As he stood there bellowing at me, waving his ears, a liquid dribbled out of his cock. Then it would stop, he would move to a new position, brown eyes still on me, and dribble some more. Sometimes it just gushed out, his inner legs black with wetness. At the same time, his temporal glands were secreting a copious, viscous fluid.
As I watched him, a small crowd had gathered. Some people were taking pictures. A bunch of teenage boys were in hysterics at the size of the drippy penis. An elderly woman turned to me and said, “I think Tony likes you.” Mothers rushed by covering their children’s eyes.
Frank appeared at my side. I didn’t know how long he had been standing there, so fascinated was I by the spectacle in front of me. In his hand he had a small bag. His face was neutral, revealing nothing, as he stared at the elephant. “His name is Tony,” I said to Frank. He looked at me, his dark brown eyes intense, nodded, and looked back at the elephant.
We left the elephant exhibit and wandered aimlessly for another 20 minutes, not talking. In the car he handed me the bag. Inside was a stuffed animal, a baby elephant.
“What a sweet thing to give me, Frank!” I have an enormous stuffed animal collection. Someone had handwritten “Susu” on the label.
We went out to our favorite Chinese restaurant. We made small talk. Frank and I are not small talkers.
At home I put my little elephant next to my much bigger gorilla, thinking automatically that gorillas have such teeny cocks. Not that I have ever seen one, but I read that somewhere. I told Frank that a long time ago, and we both laughed about it.

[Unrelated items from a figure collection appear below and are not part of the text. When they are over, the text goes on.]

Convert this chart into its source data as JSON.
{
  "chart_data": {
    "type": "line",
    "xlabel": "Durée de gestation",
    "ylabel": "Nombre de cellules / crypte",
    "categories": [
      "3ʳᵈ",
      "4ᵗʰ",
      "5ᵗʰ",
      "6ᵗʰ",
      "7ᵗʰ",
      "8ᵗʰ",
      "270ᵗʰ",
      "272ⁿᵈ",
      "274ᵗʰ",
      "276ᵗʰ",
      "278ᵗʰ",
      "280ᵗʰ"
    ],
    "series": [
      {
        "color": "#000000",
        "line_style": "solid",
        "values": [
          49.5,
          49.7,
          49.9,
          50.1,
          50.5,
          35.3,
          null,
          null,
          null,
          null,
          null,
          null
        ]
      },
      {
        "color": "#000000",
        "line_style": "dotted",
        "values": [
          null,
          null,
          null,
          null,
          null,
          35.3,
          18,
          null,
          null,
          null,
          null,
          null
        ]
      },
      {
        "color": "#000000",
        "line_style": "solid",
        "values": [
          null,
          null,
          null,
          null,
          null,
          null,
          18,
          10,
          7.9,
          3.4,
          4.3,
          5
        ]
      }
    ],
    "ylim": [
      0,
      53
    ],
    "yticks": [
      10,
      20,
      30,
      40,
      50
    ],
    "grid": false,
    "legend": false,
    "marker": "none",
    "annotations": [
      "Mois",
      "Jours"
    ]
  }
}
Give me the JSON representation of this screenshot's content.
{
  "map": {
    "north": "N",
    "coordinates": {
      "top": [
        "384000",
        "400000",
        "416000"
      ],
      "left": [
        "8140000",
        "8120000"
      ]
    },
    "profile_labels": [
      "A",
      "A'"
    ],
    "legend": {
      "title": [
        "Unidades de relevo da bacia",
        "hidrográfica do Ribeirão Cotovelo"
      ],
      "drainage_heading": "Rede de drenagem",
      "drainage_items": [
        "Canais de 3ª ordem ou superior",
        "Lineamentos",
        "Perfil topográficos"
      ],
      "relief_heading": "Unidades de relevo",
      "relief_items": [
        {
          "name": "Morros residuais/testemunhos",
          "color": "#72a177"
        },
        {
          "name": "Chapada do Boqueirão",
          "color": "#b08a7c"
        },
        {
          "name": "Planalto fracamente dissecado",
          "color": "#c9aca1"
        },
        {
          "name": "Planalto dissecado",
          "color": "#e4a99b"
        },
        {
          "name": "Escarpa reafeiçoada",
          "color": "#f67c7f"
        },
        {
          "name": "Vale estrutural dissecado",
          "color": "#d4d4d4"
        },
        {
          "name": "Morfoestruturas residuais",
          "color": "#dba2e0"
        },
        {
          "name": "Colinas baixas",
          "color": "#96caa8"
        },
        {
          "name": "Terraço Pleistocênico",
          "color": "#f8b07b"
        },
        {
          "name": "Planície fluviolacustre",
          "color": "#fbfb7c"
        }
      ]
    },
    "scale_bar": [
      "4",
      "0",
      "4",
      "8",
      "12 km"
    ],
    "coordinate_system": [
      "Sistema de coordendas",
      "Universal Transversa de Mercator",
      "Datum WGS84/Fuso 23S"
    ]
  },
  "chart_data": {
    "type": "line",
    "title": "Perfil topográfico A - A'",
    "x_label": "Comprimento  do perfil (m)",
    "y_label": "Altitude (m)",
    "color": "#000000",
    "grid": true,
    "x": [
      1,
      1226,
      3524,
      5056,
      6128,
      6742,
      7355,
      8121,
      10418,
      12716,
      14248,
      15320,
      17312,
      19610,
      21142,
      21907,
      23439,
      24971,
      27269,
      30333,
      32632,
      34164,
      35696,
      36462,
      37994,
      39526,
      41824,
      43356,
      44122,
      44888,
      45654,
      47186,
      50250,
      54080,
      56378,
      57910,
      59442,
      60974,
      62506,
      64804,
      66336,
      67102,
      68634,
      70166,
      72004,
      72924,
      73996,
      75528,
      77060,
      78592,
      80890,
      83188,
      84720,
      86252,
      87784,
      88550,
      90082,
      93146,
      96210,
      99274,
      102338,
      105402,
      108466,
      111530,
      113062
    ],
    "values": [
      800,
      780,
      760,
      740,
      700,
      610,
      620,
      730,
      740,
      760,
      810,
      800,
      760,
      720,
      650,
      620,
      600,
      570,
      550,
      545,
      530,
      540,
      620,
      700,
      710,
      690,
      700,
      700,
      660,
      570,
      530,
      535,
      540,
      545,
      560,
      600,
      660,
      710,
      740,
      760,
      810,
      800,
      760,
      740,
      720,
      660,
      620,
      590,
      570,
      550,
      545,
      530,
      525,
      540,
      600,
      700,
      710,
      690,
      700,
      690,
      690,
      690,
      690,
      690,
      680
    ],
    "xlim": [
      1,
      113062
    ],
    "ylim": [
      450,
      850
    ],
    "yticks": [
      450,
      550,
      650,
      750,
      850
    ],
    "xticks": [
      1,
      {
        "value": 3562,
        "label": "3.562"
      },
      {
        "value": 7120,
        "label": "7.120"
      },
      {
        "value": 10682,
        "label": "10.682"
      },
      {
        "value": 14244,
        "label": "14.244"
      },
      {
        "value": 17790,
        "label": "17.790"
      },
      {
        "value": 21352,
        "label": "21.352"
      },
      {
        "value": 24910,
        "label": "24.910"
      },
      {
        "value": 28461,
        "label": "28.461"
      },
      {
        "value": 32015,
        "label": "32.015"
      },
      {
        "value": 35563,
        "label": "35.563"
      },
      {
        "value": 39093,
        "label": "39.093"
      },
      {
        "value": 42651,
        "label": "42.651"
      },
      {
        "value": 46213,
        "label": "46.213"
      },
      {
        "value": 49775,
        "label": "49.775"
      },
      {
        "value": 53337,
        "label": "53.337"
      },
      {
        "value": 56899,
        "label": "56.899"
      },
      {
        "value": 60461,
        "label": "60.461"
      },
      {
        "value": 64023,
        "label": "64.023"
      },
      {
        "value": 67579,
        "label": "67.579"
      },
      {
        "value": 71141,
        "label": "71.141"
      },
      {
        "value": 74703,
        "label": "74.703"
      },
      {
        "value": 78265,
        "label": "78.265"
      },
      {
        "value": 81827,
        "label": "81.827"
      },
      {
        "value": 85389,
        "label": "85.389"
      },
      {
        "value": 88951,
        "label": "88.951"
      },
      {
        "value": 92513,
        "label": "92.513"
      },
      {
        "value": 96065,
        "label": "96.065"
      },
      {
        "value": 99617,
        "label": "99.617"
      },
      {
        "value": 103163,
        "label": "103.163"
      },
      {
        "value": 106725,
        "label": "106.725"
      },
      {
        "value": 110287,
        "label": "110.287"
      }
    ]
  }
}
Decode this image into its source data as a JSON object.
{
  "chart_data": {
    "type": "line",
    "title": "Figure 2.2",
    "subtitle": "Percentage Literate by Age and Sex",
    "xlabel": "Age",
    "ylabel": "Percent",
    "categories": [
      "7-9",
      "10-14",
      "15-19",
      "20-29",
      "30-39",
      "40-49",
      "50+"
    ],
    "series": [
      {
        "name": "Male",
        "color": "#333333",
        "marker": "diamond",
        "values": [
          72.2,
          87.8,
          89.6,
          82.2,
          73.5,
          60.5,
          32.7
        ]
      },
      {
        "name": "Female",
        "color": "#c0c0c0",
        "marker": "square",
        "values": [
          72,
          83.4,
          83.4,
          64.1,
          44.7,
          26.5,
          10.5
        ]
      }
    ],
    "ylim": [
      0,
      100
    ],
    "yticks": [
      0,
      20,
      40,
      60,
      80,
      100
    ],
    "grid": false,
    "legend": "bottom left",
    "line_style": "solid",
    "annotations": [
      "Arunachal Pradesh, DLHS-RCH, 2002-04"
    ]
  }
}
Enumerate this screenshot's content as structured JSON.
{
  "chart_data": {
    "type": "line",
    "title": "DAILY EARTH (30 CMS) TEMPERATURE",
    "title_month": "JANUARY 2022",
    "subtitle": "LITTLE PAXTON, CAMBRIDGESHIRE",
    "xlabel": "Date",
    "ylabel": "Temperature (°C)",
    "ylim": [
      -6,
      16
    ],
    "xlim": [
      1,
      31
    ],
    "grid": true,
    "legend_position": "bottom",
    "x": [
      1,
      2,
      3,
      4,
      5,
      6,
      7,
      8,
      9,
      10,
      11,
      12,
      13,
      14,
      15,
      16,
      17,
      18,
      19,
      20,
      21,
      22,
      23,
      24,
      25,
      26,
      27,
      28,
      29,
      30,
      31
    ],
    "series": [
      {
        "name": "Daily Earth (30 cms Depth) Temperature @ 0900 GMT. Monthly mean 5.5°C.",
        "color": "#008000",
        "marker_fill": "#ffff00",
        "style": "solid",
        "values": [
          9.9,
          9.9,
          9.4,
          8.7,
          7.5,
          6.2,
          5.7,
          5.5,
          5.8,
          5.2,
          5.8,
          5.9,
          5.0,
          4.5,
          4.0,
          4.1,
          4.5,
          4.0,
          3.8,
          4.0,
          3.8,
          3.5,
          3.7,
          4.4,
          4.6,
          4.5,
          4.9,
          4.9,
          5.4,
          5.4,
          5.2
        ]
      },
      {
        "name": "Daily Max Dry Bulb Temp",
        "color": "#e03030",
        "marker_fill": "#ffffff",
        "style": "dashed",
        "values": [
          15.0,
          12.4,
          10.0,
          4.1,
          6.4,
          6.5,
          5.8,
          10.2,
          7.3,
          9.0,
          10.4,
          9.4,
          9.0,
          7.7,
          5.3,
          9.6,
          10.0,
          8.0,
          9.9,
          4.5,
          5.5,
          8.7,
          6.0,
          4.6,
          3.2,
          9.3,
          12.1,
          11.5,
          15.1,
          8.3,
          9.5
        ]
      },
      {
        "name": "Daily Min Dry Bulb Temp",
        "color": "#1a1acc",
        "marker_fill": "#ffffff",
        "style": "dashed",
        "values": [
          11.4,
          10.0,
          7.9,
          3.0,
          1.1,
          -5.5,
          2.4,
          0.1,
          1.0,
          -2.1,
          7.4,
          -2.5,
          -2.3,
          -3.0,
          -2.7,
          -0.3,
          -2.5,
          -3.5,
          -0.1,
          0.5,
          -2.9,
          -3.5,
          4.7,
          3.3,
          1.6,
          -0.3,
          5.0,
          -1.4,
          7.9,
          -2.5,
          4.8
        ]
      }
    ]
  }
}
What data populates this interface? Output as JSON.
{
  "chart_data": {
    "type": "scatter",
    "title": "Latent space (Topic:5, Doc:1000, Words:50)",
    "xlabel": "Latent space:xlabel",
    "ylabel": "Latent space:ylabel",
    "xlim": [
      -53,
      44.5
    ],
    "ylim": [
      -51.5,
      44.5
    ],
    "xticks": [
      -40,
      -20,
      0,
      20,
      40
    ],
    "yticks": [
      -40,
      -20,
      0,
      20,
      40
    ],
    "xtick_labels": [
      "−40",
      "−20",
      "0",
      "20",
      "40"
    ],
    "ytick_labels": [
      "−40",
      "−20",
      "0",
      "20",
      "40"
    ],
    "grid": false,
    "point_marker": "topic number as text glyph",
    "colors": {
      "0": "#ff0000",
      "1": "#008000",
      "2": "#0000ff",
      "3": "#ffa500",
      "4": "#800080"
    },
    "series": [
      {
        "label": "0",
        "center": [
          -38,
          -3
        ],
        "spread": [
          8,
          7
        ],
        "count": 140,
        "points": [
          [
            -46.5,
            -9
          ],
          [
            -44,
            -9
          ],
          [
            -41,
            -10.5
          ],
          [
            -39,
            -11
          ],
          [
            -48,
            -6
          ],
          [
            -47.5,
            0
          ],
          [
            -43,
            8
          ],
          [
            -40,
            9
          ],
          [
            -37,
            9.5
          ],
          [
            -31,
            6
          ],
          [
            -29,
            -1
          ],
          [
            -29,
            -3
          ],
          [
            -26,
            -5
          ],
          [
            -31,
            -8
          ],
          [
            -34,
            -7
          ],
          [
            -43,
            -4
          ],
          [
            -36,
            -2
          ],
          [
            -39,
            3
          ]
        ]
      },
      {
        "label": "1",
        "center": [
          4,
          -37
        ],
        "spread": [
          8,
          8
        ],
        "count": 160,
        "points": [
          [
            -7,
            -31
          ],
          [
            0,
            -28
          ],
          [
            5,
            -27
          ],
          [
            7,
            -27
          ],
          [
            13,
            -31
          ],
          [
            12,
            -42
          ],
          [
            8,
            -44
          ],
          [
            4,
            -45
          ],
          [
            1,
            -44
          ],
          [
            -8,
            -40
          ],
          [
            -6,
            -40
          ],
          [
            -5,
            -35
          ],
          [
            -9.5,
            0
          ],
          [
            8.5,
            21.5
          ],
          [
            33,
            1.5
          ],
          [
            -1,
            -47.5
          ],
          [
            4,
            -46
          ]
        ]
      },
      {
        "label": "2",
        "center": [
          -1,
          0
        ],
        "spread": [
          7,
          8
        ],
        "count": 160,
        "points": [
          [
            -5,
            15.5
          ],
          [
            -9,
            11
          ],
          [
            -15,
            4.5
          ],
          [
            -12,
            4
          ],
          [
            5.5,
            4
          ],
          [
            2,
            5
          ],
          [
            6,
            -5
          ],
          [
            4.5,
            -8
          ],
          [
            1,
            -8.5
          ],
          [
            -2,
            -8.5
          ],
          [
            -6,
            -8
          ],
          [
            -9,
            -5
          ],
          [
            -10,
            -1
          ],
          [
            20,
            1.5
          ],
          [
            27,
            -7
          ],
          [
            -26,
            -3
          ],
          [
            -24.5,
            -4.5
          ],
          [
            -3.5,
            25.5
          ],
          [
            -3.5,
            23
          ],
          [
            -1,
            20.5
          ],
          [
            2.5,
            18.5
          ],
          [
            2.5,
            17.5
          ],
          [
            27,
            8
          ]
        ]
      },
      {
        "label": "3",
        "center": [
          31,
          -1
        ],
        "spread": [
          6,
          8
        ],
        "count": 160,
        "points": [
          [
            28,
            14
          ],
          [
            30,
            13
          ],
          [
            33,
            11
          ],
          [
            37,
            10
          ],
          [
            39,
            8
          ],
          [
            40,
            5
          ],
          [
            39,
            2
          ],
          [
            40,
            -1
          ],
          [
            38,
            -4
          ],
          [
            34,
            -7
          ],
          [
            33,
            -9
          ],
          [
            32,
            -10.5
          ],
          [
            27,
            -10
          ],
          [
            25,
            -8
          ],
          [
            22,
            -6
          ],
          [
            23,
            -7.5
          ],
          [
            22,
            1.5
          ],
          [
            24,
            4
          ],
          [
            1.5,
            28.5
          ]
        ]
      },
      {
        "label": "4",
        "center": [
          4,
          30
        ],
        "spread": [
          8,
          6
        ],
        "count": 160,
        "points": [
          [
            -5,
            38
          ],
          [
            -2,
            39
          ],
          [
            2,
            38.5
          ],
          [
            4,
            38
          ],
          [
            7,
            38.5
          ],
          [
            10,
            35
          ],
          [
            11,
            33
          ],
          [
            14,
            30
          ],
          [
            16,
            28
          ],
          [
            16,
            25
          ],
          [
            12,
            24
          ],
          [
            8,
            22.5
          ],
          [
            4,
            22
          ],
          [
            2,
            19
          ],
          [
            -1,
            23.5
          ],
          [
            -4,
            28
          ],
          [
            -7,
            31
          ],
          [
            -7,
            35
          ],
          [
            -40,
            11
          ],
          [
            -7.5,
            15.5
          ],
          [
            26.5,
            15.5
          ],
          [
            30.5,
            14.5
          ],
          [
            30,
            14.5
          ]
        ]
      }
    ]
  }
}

Frank came out of the shower and I jumped, wondering if he could read my thoughts. But he didn’t look at me. I showered. We both read for a while, then simultaneously turned off our reading lights, and said good night, each turning away from the other.
The following Monday I came home from work, carrying my briefcase in one hand, in the other the take-out fish fry from Doug’s that would be my dinner. Frank had e-mailed me earlier in the day to remind me that he had a staff meeting and would be home later in the evening.
Dumping everything down on the kitchen counter, I went into the bedroom. I took off my work clothes and went to the closet to hang them up, unhooking my bra and stepping out of my panties at the same time. There was the bag with the flippers. I took them out and put them on, and stared at myself in the mirror. And then I went to take a bath.